Strategic Analysis and Choice: A Structured Approach is intended to both complement course work in firm level strategy at the senior undergraduate, MBA, and executive educational levels and to stand alone as a resource for managers working through the strategic planning process outside the classroom. This book was written to address problems that students typically encounter in trying to apply some well-known tools to case and real world material. These tools are often presented in strategy textbooks at fairly abstract levels and while students understand that they are to do something, they don’t really know how to go about it. Practical application of the concepts does not prove to be intuitive for many, and this has frustrated them—and me. Because of this, strategic analysis can get a bad reputation in the classroom and in the world as difficult, incomplete, and biased. When managers believe this, strategy gets reduced to a formality with no real potency or meaning.

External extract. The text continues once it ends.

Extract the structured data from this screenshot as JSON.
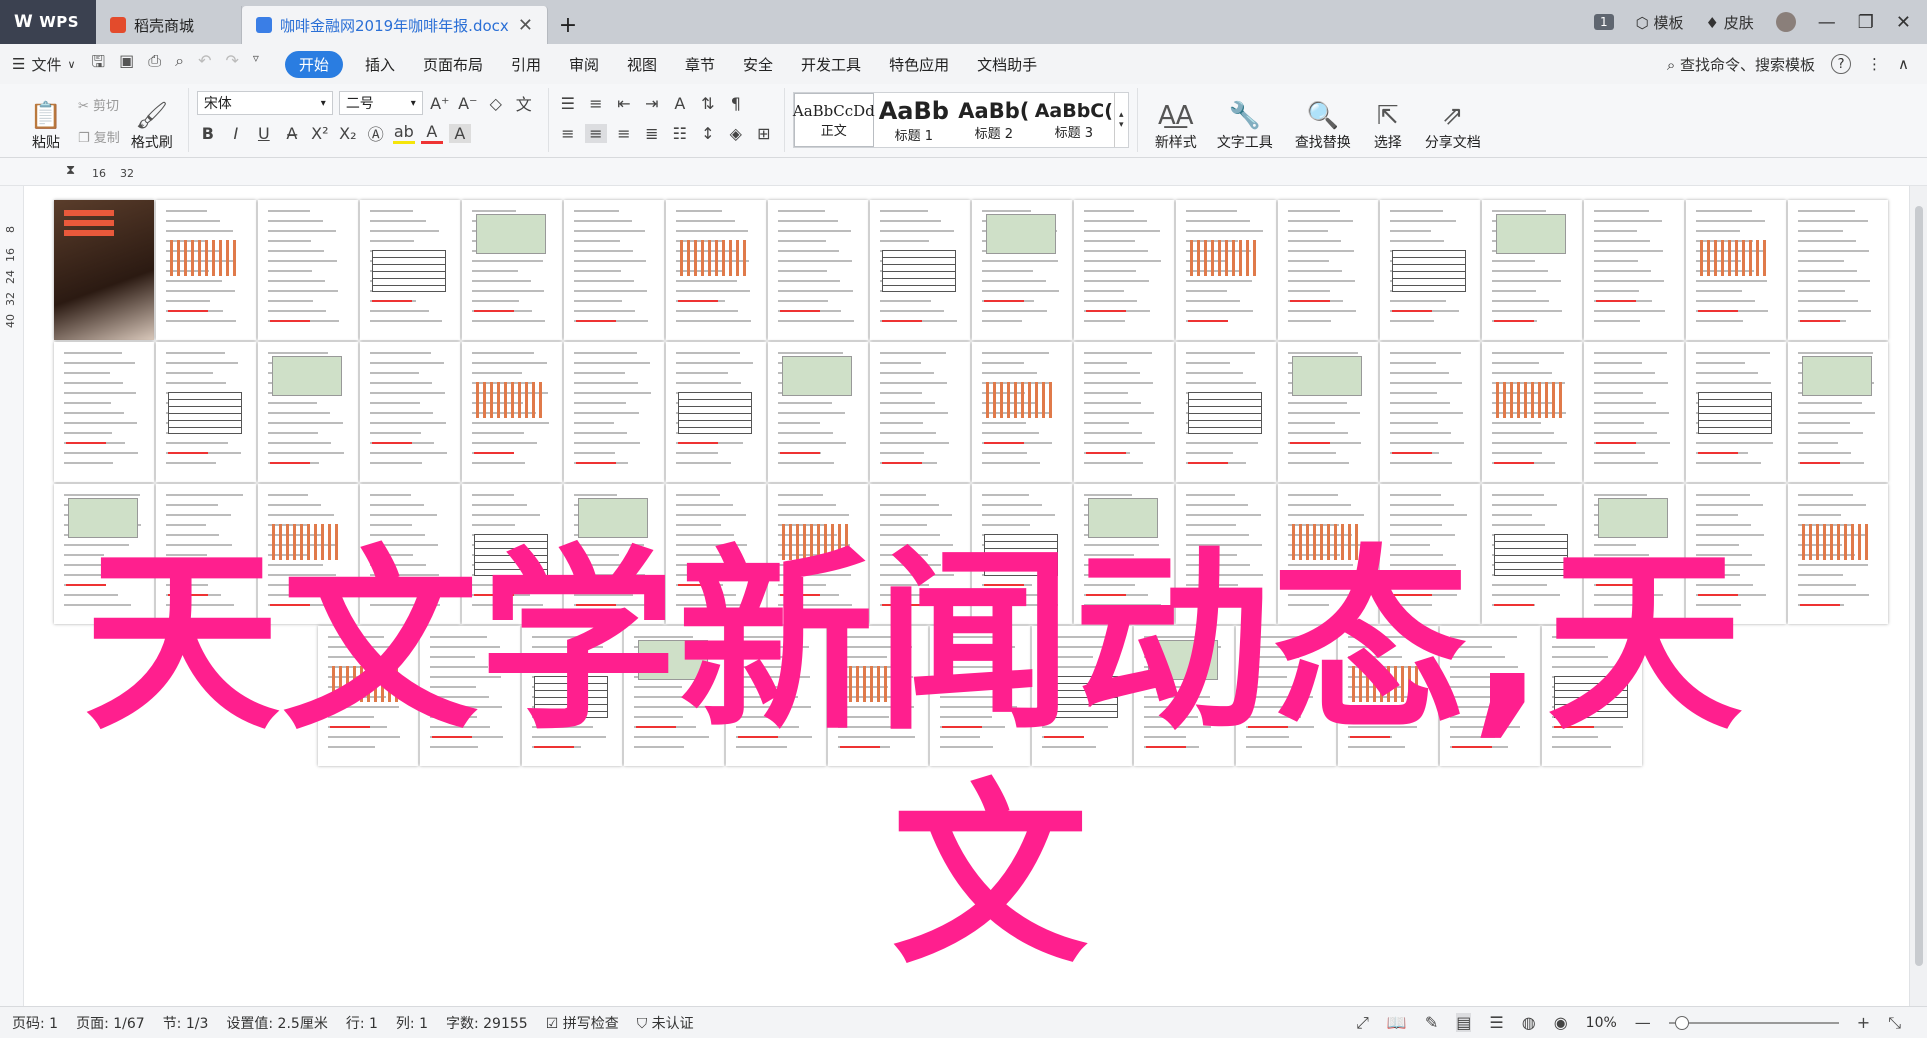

I believe that this represents a significant missed opportunity. Good analysis is a window on the world; without it, decisions are guesses. From the analytics, strategic choice can powerfully unite and coordinate elements of the firm. These are desirable outcomes. Thus, my objective with this book is to make the concepts more concrete and easy to use for working managers and those who will become managers. As you’ll see, the emphasis is on analytics and how to ask and answer questions that lead to stronger, more thoughtful and considered conclusions. No such work can be exhaustive as there are more factors and models than can be reasonable addressed in a brief work, but the principles are extendable to new analytic criteria. Analysis will still be hard work, but this book should provide a roadmap that makes it more tractable.

Many people have helped with this book, and I would like to acknowledge their efforts. First, my thanks to students in my undergraduate and graduate strategy courses at Pennsylvania State University-Erie for their insights into what I thought was clear but perhaps was not. In particular, I thank Renee Brunner, Diane Detar, Robert Gorzynski, and Anna Smialek for their detailed discussions. I also thank my colleague Jim Fairbank for his comments on an early draft. I particularly thank my wife Jonne for her close reading and suggestions over several iterations, improving both writing clarity and managerial sensibility.

I also thank the editorial team at Business Expert Press. Mason Carpenter not only gave this idea a chance but made it comparatively easy and painless to carry through. Cindy Durand has been invaluable in guiding me through process pitfalls in finishing up the work.